If we agree that our children will be inspired and informed by the noble activities of their greatest sporting heroes, we accept they’ll also be disillusioned and damaged by the misdeeds of their very worst?
And where’s the line between these role models we contend teach the virtues of sportsmanship and the only real ambassadors who market the sometimes-mixed messages and potentially damaging products of the corporate paymasters to the youngest and most gullible fans?

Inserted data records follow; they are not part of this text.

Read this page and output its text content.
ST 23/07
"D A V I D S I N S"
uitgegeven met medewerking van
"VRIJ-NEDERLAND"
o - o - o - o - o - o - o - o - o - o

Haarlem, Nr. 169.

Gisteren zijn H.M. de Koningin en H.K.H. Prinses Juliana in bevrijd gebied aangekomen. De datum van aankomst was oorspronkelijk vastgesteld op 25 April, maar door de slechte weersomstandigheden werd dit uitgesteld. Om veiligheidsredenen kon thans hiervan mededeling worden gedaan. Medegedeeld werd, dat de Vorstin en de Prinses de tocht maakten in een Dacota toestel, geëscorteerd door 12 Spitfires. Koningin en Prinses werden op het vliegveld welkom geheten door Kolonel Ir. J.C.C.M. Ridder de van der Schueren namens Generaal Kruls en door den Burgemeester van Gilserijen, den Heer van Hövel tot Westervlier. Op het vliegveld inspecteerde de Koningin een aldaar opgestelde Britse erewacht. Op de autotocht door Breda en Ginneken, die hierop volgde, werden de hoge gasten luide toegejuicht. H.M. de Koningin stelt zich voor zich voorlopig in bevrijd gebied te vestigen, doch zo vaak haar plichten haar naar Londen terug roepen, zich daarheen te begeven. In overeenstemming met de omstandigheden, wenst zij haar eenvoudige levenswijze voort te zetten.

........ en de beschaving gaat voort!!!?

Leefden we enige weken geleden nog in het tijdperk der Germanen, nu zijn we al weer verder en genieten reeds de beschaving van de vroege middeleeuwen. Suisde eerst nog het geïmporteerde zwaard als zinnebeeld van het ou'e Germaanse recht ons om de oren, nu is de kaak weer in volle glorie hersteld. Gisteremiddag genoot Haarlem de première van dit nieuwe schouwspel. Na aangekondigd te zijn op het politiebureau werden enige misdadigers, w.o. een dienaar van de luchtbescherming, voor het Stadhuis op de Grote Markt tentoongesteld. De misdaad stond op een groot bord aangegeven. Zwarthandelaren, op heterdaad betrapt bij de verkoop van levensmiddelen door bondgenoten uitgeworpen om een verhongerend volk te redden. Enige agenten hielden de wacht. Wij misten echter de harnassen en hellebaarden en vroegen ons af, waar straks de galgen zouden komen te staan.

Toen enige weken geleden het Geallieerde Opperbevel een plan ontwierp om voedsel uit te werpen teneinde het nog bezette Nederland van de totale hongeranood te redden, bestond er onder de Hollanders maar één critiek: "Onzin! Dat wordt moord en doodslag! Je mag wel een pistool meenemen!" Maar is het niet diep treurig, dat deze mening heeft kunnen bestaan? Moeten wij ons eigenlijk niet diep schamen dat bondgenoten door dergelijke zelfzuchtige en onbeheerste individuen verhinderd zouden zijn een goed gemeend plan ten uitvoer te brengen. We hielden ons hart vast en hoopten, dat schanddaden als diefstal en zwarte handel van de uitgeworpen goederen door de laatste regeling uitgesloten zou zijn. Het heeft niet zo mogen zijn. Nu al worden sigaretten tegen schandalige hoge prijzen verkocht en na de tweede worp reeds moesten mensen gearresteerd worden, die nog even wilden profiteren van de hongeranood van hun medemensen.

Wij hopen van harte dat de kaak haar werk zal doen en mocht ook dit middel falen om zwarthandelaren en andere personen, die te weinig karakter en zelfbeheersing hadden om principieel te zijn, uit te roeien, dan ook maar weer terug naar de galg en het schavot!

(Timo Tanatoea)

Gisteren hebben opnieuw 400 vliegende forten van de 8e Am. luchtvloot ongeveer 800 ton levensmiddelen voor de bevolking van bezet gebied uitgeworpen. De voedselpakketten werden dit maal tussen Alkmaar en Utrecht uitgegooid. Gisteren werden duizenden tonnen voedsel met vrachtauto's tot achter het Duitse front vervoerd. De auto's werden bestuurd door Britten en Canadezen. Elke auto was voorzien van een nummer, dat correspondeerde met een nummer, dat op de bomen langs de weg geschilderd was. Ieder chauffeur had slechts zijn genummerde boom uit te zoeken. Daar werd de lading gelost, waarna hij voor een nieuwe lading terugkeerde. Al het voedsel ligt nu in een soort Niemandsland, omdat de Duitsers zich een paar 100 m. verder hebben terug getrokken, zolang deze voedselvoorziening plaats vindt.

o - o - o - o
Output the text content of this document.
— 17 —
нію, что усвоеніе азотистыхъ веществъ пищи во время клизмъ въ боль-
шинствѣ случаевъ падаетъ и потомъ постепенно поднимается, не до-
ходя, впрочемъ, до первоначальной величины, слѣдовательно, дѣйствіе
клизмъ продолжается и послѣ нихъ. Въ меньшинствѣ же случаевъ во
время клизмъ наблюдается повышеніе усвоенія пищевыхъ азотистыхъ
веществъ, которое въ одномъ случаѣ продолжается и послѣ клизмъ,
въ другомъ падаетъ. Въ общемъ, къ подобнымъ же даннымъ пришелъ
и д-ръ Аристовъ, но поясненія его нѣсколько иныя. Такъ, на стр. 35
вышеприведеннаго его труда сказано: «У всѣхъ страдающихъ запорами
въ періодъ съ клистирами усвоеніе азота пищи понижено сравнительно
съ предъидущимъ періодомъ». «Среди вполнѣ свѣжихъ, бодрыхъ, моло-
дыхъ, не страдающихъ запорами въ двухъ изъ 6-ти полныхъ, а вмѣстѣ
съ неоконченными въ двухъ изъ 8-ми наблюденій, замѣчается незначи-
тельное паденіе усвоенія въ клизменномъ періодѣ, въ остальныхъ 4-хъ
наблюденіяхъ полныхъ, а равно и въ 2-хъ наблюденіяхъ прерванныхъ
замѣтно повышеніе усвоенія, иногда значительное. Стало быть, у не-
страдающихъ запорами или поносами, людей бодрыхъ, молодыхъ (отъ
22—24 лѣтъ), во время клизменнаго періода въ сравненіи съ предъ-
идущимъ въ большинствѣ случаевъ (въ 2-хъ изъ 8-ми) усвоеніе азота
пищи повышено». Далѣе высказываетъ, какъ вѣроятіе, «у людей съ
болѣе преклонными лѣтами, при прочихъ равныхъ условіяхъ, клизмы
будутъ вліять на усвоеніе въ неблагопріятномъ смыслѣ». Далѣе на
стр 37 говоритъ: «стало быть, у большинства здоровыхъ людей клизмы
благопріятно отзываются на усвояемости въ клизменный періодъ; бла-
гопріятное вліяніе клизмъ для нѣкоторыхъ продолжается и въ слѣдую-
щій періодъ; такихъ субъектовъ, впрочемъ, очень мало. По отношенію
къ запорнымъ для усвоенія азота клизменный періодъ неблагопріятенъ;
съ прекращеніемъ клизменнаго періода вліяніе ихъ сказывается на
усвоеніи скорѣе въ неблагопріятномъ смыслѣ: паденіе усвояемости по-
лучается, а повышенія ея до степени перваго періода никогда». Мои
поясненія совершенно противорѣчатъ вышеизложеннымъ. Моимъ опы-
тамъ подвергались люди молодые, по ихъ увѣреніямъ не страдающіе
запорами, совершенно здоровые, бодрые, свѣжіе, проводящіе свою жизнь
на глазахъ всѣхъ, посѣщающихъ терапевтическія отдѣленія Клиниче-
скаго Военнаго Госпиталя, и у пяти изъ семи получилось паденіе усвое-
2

No wonder some think “role modelling” is an abrogation of a duty which should land solely with parents and why some celebrity athletes eschew the thought they need to be considered guiding lights.
There are currently quite literally not enough playing fields, and locker rooms to include the number of young women turning up to play cricket, Australian Rules and touch rugby, while the impressive number of women playing soccer, netball and basketball stay strong.
A large portion of the anger about the misappropriation of government financing from the “sports rorts” affair was generated by the high demand for specialised female sports centres and, in this instance, the failure to offer these for clubs struggling to deal with overwhelming demand.
In the last few weeks, the origin of the surge in female participation has been writ large, female athletes from several Australian sports performing wonders in high profile competitions throughout the country.
Even if you don’t think your kids should mimic their actions, it’s indisputable these enormously talented girls are why so many children are getting off the couch and turning up at a local sports club in record numbers.